Bayanlarda da sürprizler erken turlarda başladı. İlk maçı sırasında bir puanda kayıp düşen ve acılar içinde yerde kalan Victoria Azarenka maçı seke seke bitirebildi ve 2.tur maçından önce turnuvadan çekildi. Maria Sharapova ise 2.turda 98 numara Larcher De Brito’ya set alamadan yenildi ve bir şoka da o imzasını koydu. Bu elenişten sonra bütün dünya Serena’nın elini kolunu sallaya sallaya şampiyon olacağını söyledi, haksız da değillerdi çünkü zaten turnuvaya büyük favori olarak çıkan Amerikalı raketin en büyük 2 rakibinin de elenmesinden sonra onun 34 maçlık yenilmezlik serisini bitirebilecek bir isim görünmüyordu. Ancak Dünya 23 numarası Lisicki 4.turda üstün bir performans gösterdiği, Serena’nın da bildiğimiz oyunundan uzak olduğu maçta rakibini 2-1 ile geçti ve böylece bayanlarda ilk 3 numaradan kimse çeyrek finale kalamadı. Lisicki çeyrek finalde Kanepi’yi yarı finalde de Radwanska’yı yenerek kariyerinin ilk Grand Slam finaline çıktı. Rakibiyse gerçekten inanılmaz bir performansla finale çıkan Marion Bartoli oldu. 2007’de burada final oynayan ama kaybeden Fransız raket tam 6 yıl sonra aynı başarıyı yakaladı ve üstüne de çıktı. Lisicki’yi rahat bir oyunla 2-0 geçen 15 numaralı seribaşı turnuvayı set vermeden kazanarak da müthiş bir başarıya imza attı. Dünya’nın en prestijli turnuvasında üst üste 7 maçı aynı konsantrasyonla, aynı hırsla oynadı Fransız raket.
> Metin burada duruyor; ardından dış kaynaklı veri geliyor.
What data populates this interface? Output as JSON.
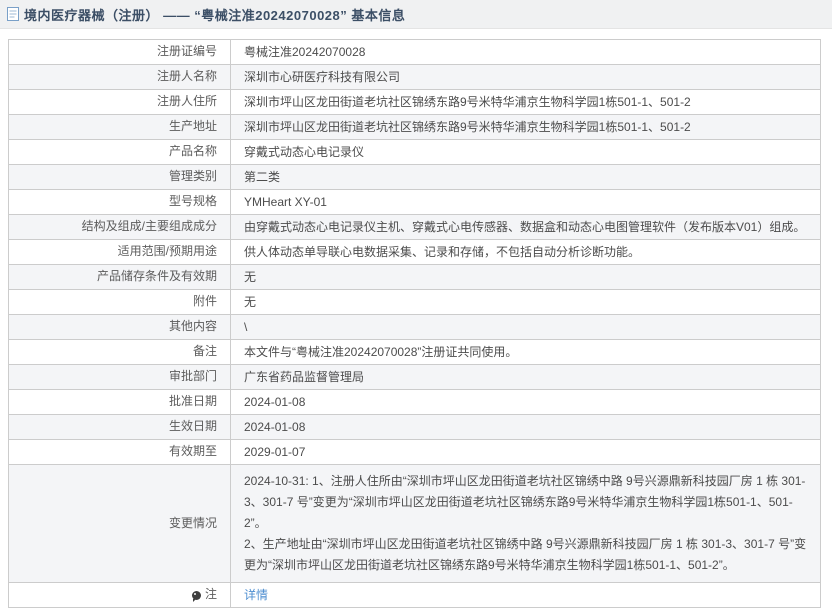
{
  "page": {
    "title": "境内医疗器械（注册） —— “粤械注准20242070028” 基本信息"
  },
  "colors": {
    "title_text": "#3c4f66",
    "titlebar_bg": "#f0f1f2",
    "row_alt_bg": "#f4f5f7",
    "border": "#cccccc",
    "label_text": "#5c5c5c",
    "value_text": "#4c4c4c",
    "link": "#4d8ed0"
  },
  "table": {
    "rows": [
      {
        "label": "注册证编号",
        "value": "粤械注准20242070028"
      },
      {
        "label": "注册人名称",
        "value": "深圳市心研医疗科技有限公司"
      },
      {
        "label": "注册人住所",
        "value": "深圳市坪山区龙田街道老坑社区锦绣东路9号米特华浦京生物科学园1栋501-1、501-2"
      },
      {
        "label": "生产地址",
        "value": "深圳市坪山区龙田街道老坑社区锦绣东路9号米特华浦京生物科学园1栋501-1、501-2"
      },
      {
        "label": "产品名称",
        "value": "穿戴式动态心电记录仪"
      },
      {
        "label": "管理类别",
        "value": "第二类"
      },
      {
        "label": "型号规格",
        "value": "YMHeart XY-01"
      },
      {
        "label": "结构及组成/主要组成成分",
        "value": "由穿戴式动态心电记录仪主机、穿戴式心电传感器、数据盒和动态心电图管理软件（发布版本V01）组成。"
      },
      {
        "label": "适用范围/预期用途",
        "value": "供人体动态单导联心电数据采集、记录和存储，不包括自动分析诊断功能。"
      },
      {
        "label": "产品储存条件及有效期",
        "value": "无"
      },
      {
        "label": "附件",
        "value": "无"
      },
      {
        "label": "其他内容",
        "value": "\\"
      },
      {
        "label": "备注",
        "value": "本文件与“粤械注准20242070028”注册证共同使用。"
      },
      {
        "label": "审批部门",
        "value": "广东省药品监督管理局"
      },
      {
        "label": "批准日期",
        "value": "2024-01-08"
      },
      {
        "label": "生效日期",
        "value": "2024-01-08"
      },
      {
        "label": "有效期至",
        "value": "2029-01-07"
      },
      {
        "label": "变更情况",
        "lines": [
          "2024-10-31: 1、注册人住所由“深圳市坪山区龙田街道老坑社区锦绣中路 9号兴源鼎新科技园厂房 1 栋 301-3、301-7 号”变更为“深圳市坪山区龙田街道老坑社区锦绣东路9号米特华浦京生物科学园1栋501-1、501-2”。",
          "2、生产地址由“深圳市坪山区龙田街道老坑社区锦绣中路 9号兴源鼎新科技园厂房 1 栋 301-3、301-7 号”变更为“深圳市坪山区龙田街道老坑社区锦绣东路9号米特华浦京生物科学园1栋501-1、501-2”。"
        ]
      },
      {
        "label": "注",
        "value": "详情"
      }
    ]
  }
}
Finale çıkan 2 ismin de tırnaklarıyla, hak ederek geldiğini söylesek kesinlikle yanlış olmaz. İkisine de büyük bir alkış gitmeli.
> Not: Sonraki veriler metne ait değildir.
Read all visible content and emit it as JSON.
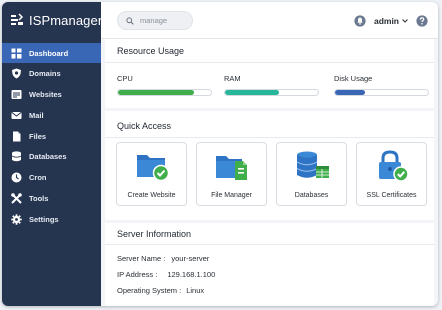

Genç raketimiz İpek Soylu ise teklerde 2.tura, çiftlerde de çeyrek finale kalarak iyi bir turnuva geçirdi. İpek şu anda Dünya Gençler Sıralaması’nda 18.sırada bulunuyor.
Son olarak bu efsane turnuvada bir araya gelen sürprizleri toparlayalım, aynı Grand Slam içinde olma ihtimalini siz hesaplayın:
-Federer’in en son 3.tur göremeden elendiği Grand Slam 2003 Roland Garros,
-Nadal’ın 2.tur göremeden elendiği Grand Slam yok. 2003 yılından beri katıldıklarının hepsinde en az 2.tur gördü.
-Sharapova’nın en son 3.tur göremeden elendiği Grand Slam 2010 Avustralya Açık.
-Azarenka’nın en son 3.tur göremeden elendiği Grand Slam 2010 Amerika Açık.